The solution isn't to shame burned-out therapists for drifting toward easier work. The solution is to build systems that make the drift visible.

Outcome tracking is the primary safeguard. If a therapist is monitoring client outcomes with standardized measures, they'll see when the drift is happening. A caseload where PHQ-9 scores aren't declining is a signal — not that the therapist is a bad person, but that something in the clinical approach needs to change.

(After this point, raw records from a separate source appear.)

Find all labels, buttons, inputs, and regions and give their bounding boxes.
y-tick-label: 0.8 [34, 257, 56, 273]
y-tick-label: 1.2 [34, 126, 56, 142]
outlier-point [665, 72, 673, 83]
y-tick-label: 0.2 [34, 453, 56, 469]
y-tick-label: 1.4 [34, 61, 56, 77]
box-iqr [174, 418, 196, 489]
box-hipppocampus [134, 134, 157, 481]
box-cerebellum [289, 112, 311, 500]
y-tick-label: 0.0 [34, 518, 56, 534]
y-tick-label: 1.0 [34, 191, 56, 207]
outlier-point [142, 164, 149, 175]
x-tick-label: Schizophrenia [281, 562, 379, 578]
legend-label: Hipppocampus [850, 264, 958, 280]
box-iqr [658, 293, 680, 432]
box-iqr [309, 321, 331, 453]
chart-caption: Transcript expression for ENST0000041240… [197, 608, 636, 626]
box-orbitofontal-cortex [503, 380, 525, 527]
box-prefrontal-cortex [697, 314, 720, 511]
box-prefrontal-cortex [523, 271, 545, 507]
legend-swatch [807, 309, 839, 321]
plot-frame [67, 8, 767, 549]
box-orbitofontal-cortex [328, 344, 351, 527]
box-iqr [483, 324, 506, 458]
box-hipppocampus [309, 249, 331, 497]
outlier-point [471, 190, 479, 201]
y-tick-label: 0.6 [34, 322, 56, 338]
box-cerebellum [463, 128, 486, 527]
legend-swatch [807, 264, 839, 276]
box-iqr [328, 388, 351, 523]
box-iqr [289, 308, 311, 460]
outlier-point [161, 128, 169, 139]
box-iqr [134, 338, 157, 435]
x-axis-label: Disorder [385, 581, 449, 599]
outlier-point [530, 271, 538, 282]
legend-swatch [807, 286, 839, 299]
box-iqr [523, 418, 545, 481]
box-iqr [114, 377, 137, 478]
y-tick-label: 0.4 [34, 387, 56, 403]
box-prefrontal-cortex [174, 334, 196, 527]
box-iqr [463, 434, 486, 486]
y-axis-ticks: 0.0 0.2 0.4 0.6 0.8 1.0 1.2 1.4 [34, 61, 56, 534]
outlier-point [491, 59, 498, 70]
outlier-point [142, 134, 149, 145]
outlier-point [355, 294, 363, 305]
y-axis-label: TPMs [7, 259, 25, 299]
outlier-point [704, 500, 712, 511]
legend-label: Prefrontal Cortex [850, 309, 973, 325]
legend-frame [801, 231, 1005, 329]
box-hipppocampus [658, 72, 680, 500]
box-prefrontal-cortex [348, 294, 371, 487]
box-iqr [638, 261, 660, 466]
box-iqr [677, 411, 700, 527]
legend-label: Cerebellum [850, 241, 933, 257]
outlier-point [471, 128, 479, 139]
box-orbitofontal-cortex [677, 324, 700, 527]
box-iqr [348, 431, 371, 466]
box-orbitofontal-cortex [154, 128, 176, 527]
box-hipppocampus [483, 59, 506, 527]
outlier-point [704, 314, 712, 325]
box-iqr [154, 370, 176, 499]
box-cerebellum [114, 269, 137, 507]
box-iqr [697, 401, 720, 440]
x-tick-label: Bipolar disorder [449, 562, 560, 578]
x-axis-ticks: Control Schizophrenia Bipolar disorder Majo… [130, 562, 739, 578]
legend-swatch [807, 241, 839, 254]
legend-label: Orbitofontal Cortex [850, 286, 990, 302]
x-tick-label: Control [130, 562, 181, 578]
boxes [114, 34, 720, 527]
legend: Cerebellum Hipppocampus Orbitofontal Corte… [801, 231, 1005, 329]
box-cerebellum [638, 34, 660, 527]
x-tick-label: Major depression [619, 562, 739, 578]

Supervision and peer consultation help, especially when they include outcome data. Talking about cases in the abstract often reinforces narrative biases. Reviewing actual outcome data in supervision creates accountability.

Caseload management matters. Therapists who carry too many high-acuity cases without adequate support are the ones most likely to burn out and drift. Practices that distribute difficult cases, provide regular supervision, and monitor therapist wellbeing alongside client outcomes are practices where the drift is less likely to take hold.

And self-awareness matters. If you notice yourself gravitating toward sessions that feel comfortable — sessions where you're mostly listening, mostly validating, mostly avoiding the hard interventions — ask yourself whether that's a clinical choice or a burnout symptom. The answer might be uncomfortable. The data will tell you.

The systemic dimension

It's worth acknowledging that burnout isn't solely an individual problem with individual solutions. The conditions that produce therapist burnout — excessive caseloads, low reimbursement rates, administrative burden, lack of institutional support — are systemic. Telling a burned-out therapist to practice self-care while the system that burned them out remains unchanged is insufficient.

But acknowledging systemic causes doesn't eliminate individual responsibility. Even within a broken system, each therapist makes choices about how they practice. And the choice to track outcomes, maintain clinical rigor, and seek support when you notice yourself drifting is a choice that protects clients — regardless of what the system does or doesn't provide.